Первую ночь я провела в щели вместе с населением, а на рассвете направилась по адресу, который дал мне капитан. Хозяйка квартиры, знакомая капитана, была предупреждена, что к ней придёт девушка, работавшая на строительстве оборонительных рубежей и не успевшая эвакуироваться с родителями.
Знакомая капитана, глухонемая, жила с тремя ребятишками в подвале разбомблённого дома по Ломоносовской улице. Не знаю, что помещалось раньше в этом подвале. Он был так закопчён, что напоминал кузницу. Ржавая двухстворчатая железная дверь с трудом открывалась. Открыв дверь, нужно было спускаться по узким кирпичным ступеням в глубокую яму с цементным полом. Здесь стояла железная печка и две кровати, едва умещавшиеся между стен. Кроме женщины с детьми, в подвале ещё до меня поселился какой-то мужчина, которого дети называли дядя Гриша.
Я сразу заметила, что он поглядывал на меня как-то странно. Вскоре мне стало ясно, что этот человек догадывается о цели моего пребывания здесь.
В первый же день ко мне зашли знакомые ребята, они оставались в районе партизанить. Хотя о деле в присутствии этого дяди Гриши мы не обмолвились ни словом, но как только они ушли, он спросил меня:
— С тобой работают?
Я сделала вид, что не поняла вопроса, сказала, что эти ребята — мои товарищи по школе. Он усмехнулся:
— Не бойся, не выдам. Вместе с тобой будем работать.
Я решила, что он тоже оставлен с заданием, но от разговора на эту тему уклонилась.

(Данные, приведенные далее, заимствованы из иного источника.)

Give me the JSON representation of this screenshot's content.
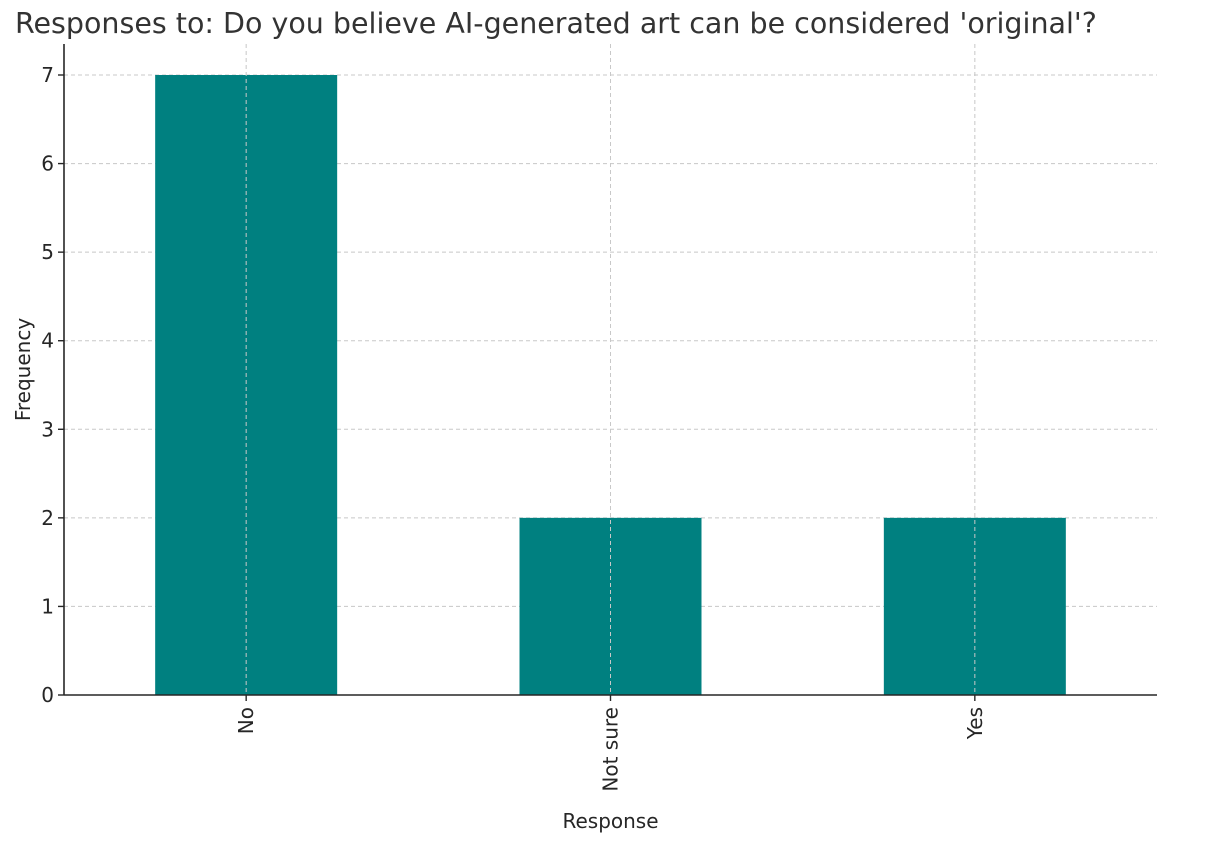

Наши войска уже отошли. Весь день было тихо.
— Ну, давай теперь начистоту, — сказал дядя Гриша. — Ты девушка не глупая, мы с тобой договоримся.
— Не понимаю, на что вы намекаете? — спросила я.

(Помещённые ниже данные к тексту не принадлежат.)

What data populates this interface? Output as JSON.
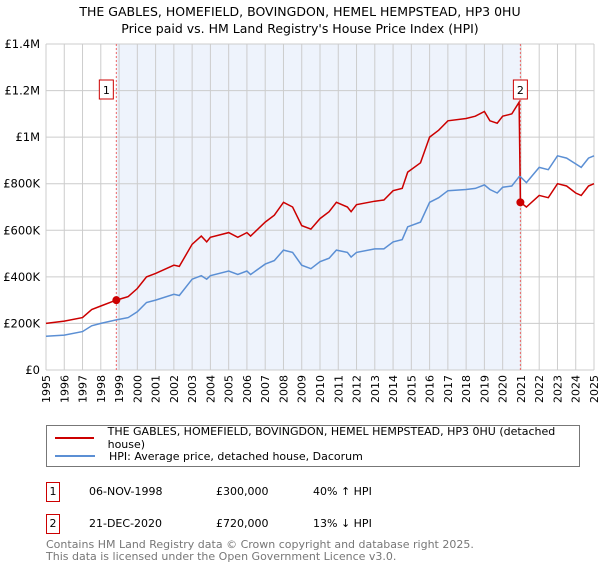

Он показал мне какую-то бумажку. Было темно, и я не могла её прочесть.
— Это документ, который я предъявлю немцам, — сказал он и стал рассказывать мне свою биографию.
У меня волосы зашевелились на голове. Это был деникинский офицер, отъявленный белогвардеец, скрывший свое прошлое и хранивший деникинские документы в надежде, что они ему ещё пригодятся. Жутко было даже подумать, что в Сталинграде оказался такой гад.
— Ты будешь работать на красных, а я на немцев, и у нас с тобой будет взаимная передача сведений, — заявил он мне таким тоном, как будто это само собой разумеется.
Я продолжала притворяться, что не понимаю, о чём он говорит, хотела выйти из подвала, но он меня не пустил, пригрозил оружием.
Ночью я услышала стрельбу, крики, свист. В подвал вбежали двое наших ребят — оба раненые. И сейчас же со двора донёсся голос:
— Русский партизан, выходи!
Только ребята успели выскочить на зады двора через дыру, пробитую в стене для дымохода, как в нашем подвале разорвалась граната, кинутая немцами в дверь.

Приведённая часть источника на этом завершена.